I should find the inverse matrix of the matrix: \begin{pmatrix} n & n & \cdots & n & n \\ n-1 & n-1 & \cdots & n-1 & 0 \\ \vdots & & & & \vdots \\ 2 & 2 & 0 &\cdots & 0 & \\ 1 & 0 & 0 &\cdots & 0 & \\ \end{pmatrix}
for all integers $n$.
Now I could do this by basic Gauss elimination.. taking a unit matrix as our right side and working our way down but this matrix seems pretty interesting as if we look at the rows we can always factor something out.
From the first row we can factor out $n$ and we will get $1 1 1...1$, from the second we can factor out $(n - 1)$ and we will get $1 1 1...1 0$, third $(n - 2) 1 1 1...1 0 0$ and so on..
So we should be able to just factor out $n!$ and simplify the matrix a lot.
My question is: what´s the best way to work with this matrix now, when you want to find the inverse? How do you proceed when you have something factored out from the left side?
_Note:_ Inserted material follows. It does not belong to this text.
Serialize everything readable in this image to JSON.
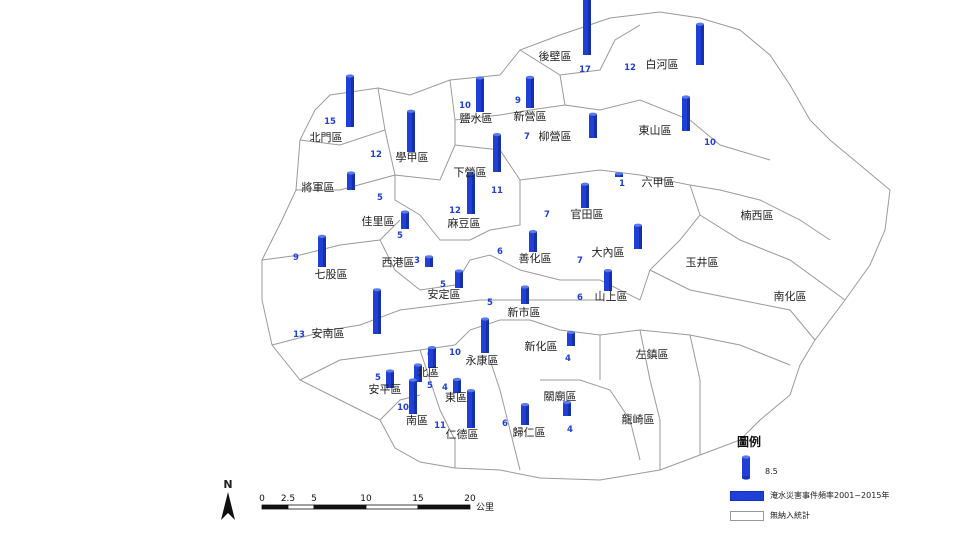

Is it even a step in the right direction here?
Thank you.
You can write $A = D B J$ where $D$ is diagonal with diagonal entries $(n,n-1, \ldots, 1)$, $J$ the "antidiagonal" matrix with $J_{i,n+1-i} = 1$ for $i=1\ldots n$ and $0$'s elsewhere, $B$ the matrix with $1$'s on and above the diagonal, $0$'s elsewhere. Note that $J^{-1} = J$, while $B^{-1}$ has $1$ on the main diagonal, $-1$ on the superdiagonal (i.e. $(B^{-1})_{i,i+1} = -1$). Thus $$A^{-1} = J B^{-1} D^{-1} = \pmatrix{ 0 & 0 & \ldots & 0 & 1\cr 0 & 0 & \ldots & 1/2 & -1\cr 0 & 0 & \ldots & -1/2 & 0\cr \ldots & \ldots & \ldots & \ldots & \ldots\cr 0 & 1/(n-1) & \ldots & 0 & 0\cr 1/n & -1/(n-1) & \ldots & 0 & 0\cr }$$ i.e. $(A^{-1})_{i,n+1-i} = 1/i$, $(A^{-1})_{i,n+2-i} = -1/(i-1)$, all other elements $0$.